Pineapple weed is closely related to chamomile and is similar in appearance with slightly different flowers and more of a tropical scent. This wilder variant works the same as classic chamomile.


The medicinal herb that received the most attention in Dr. Hobbs’ workshop (and, perhaps, the entire conference) was kava, also known as kava kava or Piper methysticum. Kava is a root plant that has historically been used for ceremony, medicine, and community in many Pacific islands and is, according to Dr. Hobbs, the only herbal intervention for anxiety with proven clinical results. As it has historically been used as a social herb, kava offers a gentle sense of relief and calm that makes it a remarkably restorative replacement for alcohol at a variety of social gatherings.

In the workshop, Dr. Hobbs suggested that the best way to prepare the root is through the traditional water extraction method, explained here. Dr. Hobbs explained that kava offers a sense of elation and euphoria for 15-20 minutes, which then fades into a sense of calm that lasts for a few hours.

I can personally attest to the calming power of kava. On the second night of the conference, Dr. Hobbs helped brew an enormous batch of the herbal concoction for hundreds of participants at an herb-themed dance party. (Dr. Hobbs himself was on the dancefloor for much of the evening.) I found myself remarkably relaxed, without feeling sedated, and was lulled into a restorative deep sleep when I later retired.

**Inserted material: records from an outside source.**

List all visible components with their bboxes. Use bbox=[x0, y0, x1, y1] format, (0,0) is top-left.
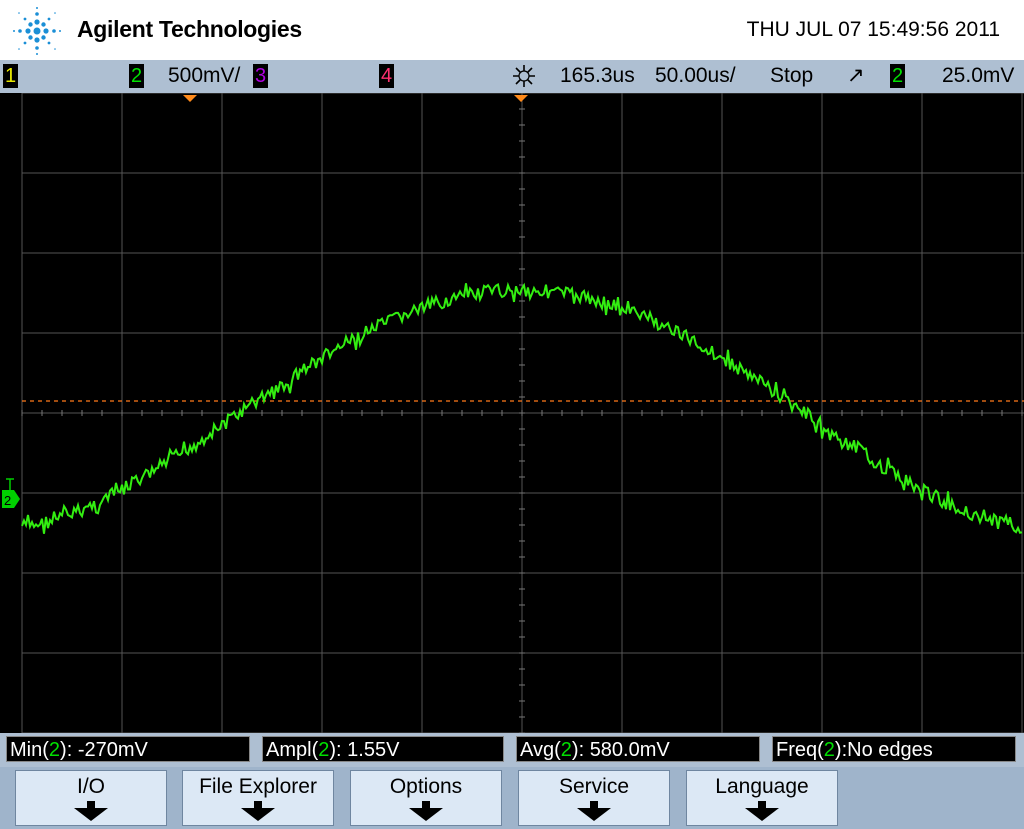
measurement-avg[interactable]: Avg(2): 580.0mV bbox=[516, 736, 760, 762]
measurement-min[interactable]: Min(2): -270mV bbox=[6, 736, 250, 762]
datetime: THU JUL 07 15:49:56 2011 bbox=[746, 18, 1000, 41]
trigger-channel: 2 bbox=[890, 64, 905, 88]
waveform-display[interactable]: 2 bbox=[0, 93, 1024, 733]
vertical-scale[interactable]: 500mV/ bbox=[168, 64, 240, 88]
measurement-ampl[interactable]: Ampl(2): 1.55V bbox=[262, 736, 504, 762]
agilent-logo-icon bbox=[13, 7, 61, 55]
horizontal-delay[interactable]: 165.3us bbox=[560, 64, 635, 88]
trigger-level[interactable]: 25.0mV bbox=[942, 64, 1014, 88]
arrow-down-icon bbox=[241, 801, 275, 821]
language-softkey[interactable]: Language bbox=[686, 770, 838, 826]
header: Agilent Technologies THU JUL 07 15:49:56… bbox=[0, 0, 1024, 60]
trigger-delay-marker-icon bbox=[514, 95, 528, 102]
waveform-graticule: 2 bbox=[2, 93, 1024, 733]
trigger-position-icon bbox=[513, 65, 535, 87]
file-explorer-softkey[interactable]: File Explorer bbox=[182, 770, 334, 826]
channel-3-indicator[interactable]: 3 bbox=[253, 64, 268, 88]
brand-name: Agilent Technologies bbox=[77, 16, 302, 42]
softkey-bar: I/O File Explorer Options Service Langua… bbox=[0, 767, 1024, 829]
channel-2-indicator[interactable]: 2 bbox=[129, 64, 144, 88]
arrow-down-icon bbox=[745, 801, 779, 821]
channel-1-indicator[interactable]: 1 bbox=[3, 64, 18, 88]
trigger-slope-icon: ↗ bbox=[847, 64, 865, 87]
arrow-down-icon bbox=[577, 801, 611, 821]
ground-marker-label: 2 bbox=[4, 493, 11, 508]
service-softkey[interactable]: Service bbox=[518, 770, 670, 826]
io-softkey[interactable]: I/O bbox=[15, 770, 167, 826]
measurement-bar: Min(2): -270mV Ampl(2): 1.55V Avg(2): 58… bbox=[0, 733, 1024, 767]
timebase[interactable]: 50.00us/ bbox=[655, 64, 736, 88]
arrow-down-icon bbox=[74, 801, 108, 821]
measurement-freq[interactable]: Freq(2):No edges bbox=[772, 736, 1016, 762]
horizontal-scale-marker-icon bbox=[183, 95, 197, 102]
run-state: Stop bbox=[770, 64, 814, 87]
arrow-down-icon bbox=[409, 801, 443, 821]
channel-4-indicator[interactable]: 4 bbox=[379, 64, 394, 88]
options-softkey[interactable]: Options bbox=[350, 770, 502, 826]
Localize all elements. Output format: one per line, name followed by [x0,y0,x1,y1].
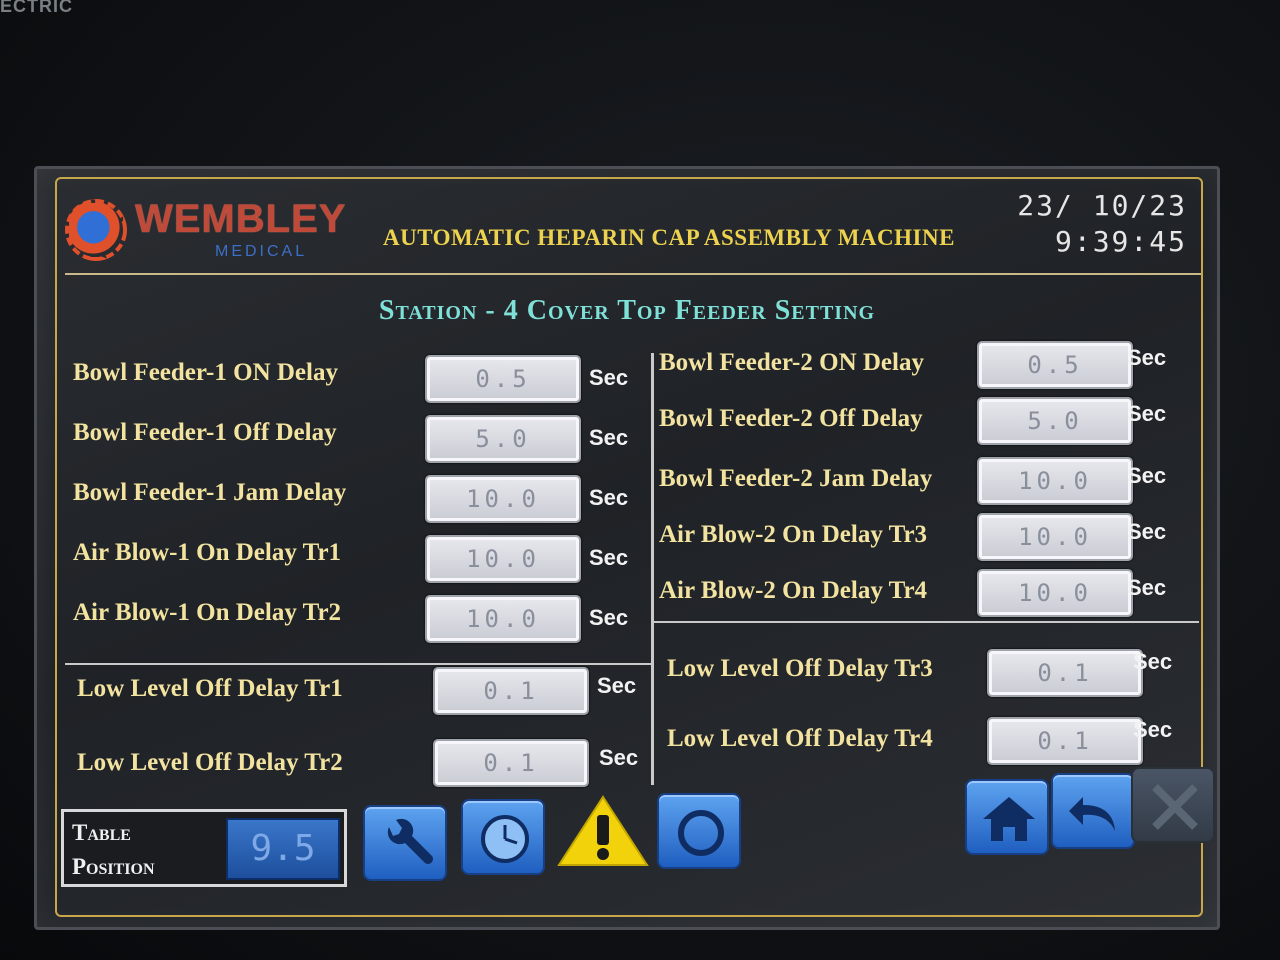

Additional Support for Anxiety

In addition to the herbs he recommended for our current age of anxiety, Dr. Hobbs acknowledged the many reasons that we humans face anxiety: childhood trauma, neglect, exclusion, racism, long-term stress, uncertainty, unstable housing, grief, and a global pandemic, to mention a few. He also strongly recommended that anxious folks prioritize deep rest. He made the following suggestions:

  • Prioritize sleep, and always stretch before bed; take Child’s Pose for five minutes.

  • Use breathwork and meditation to help eliminate some of life’s “what-ifs.”

  • Limit cannabis and alcohol consumption, as they prevent restorative sleep, which is crucial for healing.

  • Manage (or avoid) anxiety triggers as much as possible. These may include caffeine, messiness, self-neglect, stressful social gatherings, and relationship conflict.

  • Experiment with bodywork modalities like somatics, hypnosis, massage, acupuncture, yoga, tai chi, or pickleball. Dr. Hobbs says that “stagnation is the worst for anxiety.”